Катавший хлебные шарики и отправлявший их в рот Шубников прожевал и сказал:
— Дорогой товарищ Чичибабин! Не встревай ты в разговор, а разуй-ка глаза…
— Товарищ младший сержант, я права голоса не лишенный!
— Не лишенец ты, дорогой товарищ, а глаза разуй: куда ставишь винтовку, где твое место в пирамиде?
— А ты.

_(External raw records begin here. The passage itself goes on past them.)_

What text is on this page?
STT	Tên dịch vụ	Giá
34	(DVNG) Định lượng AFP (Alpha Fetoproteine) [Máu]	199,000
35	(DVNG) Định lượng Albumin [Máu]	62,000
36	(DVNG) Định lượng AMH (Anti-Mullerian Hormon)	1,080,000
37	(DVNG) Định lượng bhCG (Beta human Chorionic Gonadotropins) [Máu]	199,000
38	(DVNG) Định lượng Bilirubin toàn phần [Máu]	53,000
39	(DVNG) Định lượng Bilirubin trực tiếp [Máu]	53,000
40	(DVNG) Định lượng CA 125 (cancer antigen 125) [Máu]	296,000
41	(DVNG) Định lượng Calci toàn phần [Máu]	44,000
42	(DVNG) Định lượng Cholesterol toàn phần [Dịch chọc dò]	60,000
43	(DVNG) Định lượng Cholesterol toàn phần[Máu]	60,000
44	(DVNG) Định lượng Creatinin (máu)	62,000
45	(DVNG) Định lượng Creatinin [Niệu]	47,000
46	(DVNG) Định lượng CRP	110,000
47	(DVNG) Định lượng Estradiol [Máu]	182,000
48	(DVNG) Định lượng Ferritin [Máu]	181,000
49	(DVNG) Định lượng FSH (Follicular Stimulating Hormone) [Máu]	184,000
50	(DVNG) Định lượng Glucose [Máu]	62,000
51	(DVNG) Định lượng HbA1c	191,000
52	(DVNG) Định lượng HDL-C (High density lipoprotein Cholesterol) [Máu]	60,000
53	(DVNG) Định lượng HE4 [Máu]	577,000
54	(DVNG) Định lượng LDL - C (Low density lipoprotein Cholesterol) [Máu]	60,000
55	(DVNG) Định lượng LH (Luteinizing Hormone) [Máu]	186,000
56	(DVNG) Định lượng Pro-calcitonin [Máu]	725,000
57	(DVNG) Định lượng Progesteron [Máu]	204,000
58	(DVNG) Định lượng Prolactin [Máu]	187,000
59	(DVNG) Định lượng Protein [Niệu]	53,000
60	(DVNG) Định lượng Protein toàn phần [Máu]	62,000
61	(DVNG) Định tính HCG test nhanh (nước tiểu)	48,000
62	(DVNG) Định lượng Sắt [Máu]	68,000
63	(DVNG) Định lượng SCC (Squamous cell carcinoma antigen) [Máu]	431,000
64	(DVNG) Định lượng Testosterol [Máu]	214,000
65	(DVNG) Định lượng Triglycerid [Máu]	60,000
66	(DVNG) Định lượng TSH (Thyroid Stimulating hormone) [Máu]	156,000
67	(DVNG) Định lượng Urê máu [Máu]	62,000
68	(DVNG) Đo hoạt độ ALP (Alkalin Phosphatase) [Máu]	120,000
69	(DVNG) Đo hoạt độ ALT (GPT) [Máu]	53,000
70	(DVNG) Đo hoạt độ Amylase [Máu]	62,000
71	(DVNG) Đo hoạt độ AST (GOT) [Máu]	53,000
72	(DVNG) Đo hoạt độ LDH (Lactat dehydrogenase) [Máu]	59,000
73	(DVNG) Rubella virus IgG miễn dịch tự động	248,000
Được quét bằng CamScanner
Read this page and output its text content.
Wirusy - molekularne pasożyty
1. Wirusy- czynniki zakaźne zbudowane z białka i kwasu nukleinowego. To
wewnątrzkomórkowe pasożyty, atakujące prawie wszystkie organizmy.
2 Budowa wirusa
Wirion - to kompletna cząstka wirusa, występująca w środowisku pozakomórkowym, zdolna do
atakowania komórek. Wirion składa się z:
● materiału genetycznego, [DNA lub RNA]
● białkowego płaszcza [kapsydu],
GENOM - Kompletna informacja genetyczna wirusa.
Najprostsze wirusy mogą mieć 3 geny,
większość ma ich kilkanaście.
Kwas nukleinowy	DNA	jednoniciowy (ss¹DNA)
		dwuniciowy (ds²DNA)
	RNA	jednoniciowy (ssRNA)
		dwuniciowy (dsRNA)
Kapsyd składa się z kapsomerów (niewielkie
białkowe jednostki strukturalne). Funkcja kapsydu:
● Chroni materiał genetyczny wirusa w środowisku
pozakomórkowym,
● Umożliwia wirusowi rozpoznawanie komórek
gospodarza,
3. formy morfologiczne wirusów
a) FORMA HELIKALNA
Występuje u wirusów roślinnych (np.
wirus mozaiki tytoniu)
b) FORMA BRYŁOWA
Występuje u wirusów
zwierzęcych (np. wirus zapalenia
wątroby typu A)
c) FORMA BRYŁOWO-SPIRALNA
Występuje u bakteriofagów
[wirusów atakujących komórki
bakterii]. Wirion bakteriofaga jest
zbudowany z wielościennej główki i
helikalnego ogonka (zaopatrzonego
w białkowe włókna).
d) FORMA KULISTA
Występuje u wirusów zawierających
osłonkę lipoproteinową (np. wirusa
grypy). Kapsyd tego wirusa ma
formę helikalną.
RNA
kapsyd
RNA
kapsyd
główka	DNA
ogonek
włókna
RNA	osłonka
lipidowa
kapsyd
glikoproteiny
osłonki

Шубников, все добро переводишь, катышки катаешь? — сказал Пощалыгин. — Хлеб надо рубать как он есть.
— Каждый сходит с ума по-своему, — повторил Чичибабин.
Пощалыгин не переставал говорить:
— Братцы, а когда сто грамм зачнут выдавать? И когда сменют, выведут из охранения?
— Про то начальство знает, — сказал Петров.
С вечера задул и всю ночь не утихал ветер. Переметал в поле сугробы с места на место. Ходко бежали тучи, мимолетно открывая и надолго закрывая луну, шумели в лесу деревья, в оконце землянки сыпало снегом, на крыше дребезжало ведро, приспособленное вместо трубы, — в нем по-волчьи завывало. Метельная, незрячая, недобрая ночь, о которой так и подмывает сказать: волчья.
В третьем часу в траншее поднялась беспорядочная стрельба, и дневальный не своим голосом закричал: «В ружье!» И землянку словно подбросило, закружило, замотало: солдаты вскакивали с нар, натягивали валенки и сапоги, шинели и ватники, хватали из пирамиды оружие и выскакивали наружу.
В траншее, кое-где заваленной снегом по бруствер, и у бруствера, среди сугробистых складок, серый мрак прорезали вспышки выстрелов — стрельба шалая, без разбора, со всех сторон — взрывы гранат. Крики, русская и немецкая речь. Взлетела ракета, осветила фигуры немцев в белых масккостюмах. Вот оно что!